Aus den Entscheidungsgründen:

1. Die Berufung ist in der vorgeschriebenen Form und rechtzeitig eingelegt worden.

2. Es stellt sich einmal die Frage, ob ein einheitliches Kollisionsereignis vorliegt, an dem MS "U", MS "A" und MTS "M" beteiligt waren, oder ob zwei getrennte Kollisionsfälle zu beurteilen sind. MTS "M" kollidierte als Folge der gleichen fehlerhaften Fahrweise, sofern ein solches Verschulden überhaupt erstellt ist, was im materiellen Prozess zu entscheiden wäre, nicht nur mit MS "A", auf niederländischen Gebiet, sondern kurz zuvor auf deutschem Gebiet mit MS "U". Die Folge der ersten Berührung mit MS "U" war, dass MTS "M" auf das andere Ufer hinüber getrieben wurde und dort mit MS "A" kollidierte. Wäre MTS "M" nicht mit MS "U" kollidiert, so hätte sich auch nicht die anschließende Kollision mit MS "A" ereignet. Die zweite Kollision war somit die kausale Folge der ersten.

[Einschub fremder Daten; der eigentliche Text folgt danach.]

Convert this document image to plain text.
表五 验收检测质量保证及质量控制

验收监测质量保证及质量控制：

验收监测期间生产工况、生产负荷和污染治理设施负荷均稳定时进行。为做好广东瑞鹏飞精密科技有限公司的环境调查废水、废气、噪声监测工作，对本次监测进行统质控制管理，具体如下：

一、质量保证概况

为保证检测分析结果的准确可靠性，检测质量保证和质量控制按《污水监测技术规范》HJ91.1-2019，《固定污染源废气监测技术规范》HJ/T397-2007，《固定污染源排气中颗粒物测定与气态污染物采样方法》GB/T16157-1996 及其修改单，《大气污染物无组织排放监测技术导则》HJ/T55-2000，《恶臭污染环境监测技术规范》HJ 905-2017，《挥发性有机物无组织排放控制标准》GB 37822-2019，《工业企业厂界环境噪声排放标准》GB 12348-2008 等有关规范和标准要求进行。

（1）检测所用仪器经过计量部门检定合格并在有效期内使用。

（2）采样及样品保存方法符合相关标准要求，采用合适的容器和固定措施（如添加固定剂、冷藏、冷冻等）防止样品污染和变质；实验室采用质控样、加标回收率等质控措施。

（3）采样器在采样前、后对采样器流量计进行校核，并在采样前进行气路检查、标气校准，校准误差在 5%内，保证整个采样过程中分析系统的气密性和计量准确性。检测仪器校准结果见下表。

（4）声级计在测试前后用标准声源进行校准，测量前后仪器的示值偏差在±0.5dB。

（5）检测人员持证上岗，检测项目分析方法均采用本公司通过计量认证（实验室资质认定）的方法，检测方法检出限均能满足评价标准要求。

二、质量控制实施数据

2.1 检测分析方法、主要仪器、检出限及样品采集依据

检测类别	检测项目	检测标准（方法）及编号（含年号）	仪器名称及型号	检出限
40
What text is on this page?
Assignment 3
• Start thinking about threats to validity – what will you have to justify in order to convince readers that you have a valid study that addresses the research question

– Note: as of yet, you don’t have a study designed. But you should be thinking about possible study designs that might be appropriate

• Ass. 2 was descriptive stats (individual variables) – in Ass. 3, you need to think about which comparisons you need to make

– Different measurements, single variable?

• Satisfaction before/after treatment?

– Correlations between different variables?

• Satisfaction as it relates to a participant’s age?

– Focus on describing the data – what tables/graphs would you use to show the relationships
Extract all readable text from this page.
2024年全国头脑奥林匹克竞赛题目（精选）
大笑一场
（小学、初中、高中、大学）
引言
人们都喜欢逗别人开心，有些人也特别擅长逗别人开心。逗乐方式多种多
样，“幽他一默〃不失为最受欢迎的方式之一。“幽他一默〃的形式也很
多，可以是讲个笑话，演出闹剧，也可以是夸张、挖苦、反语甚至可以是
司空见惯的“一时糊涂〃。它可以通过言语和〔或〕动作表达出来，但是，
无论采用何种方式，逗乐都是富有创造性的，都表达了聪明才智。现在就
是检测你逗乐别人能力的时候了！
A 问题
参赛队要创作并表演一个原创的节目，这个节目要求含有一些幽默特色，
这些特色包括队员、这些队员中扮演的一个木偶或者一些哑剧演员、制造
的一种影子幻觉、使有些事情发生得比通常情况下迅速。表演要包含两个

Im gleichen Kollisionsereignis waren folglich 3 Schiffe involviert, und für dieses, ursächlich einheitliche Kollisionsereignis ist jedoch der Schaden bezüglich MS "U" auf deutschem und bezüglich MS "A" auf niederländischem Gebiet eingetreten, also im Gebiet zweier Uferstaaten.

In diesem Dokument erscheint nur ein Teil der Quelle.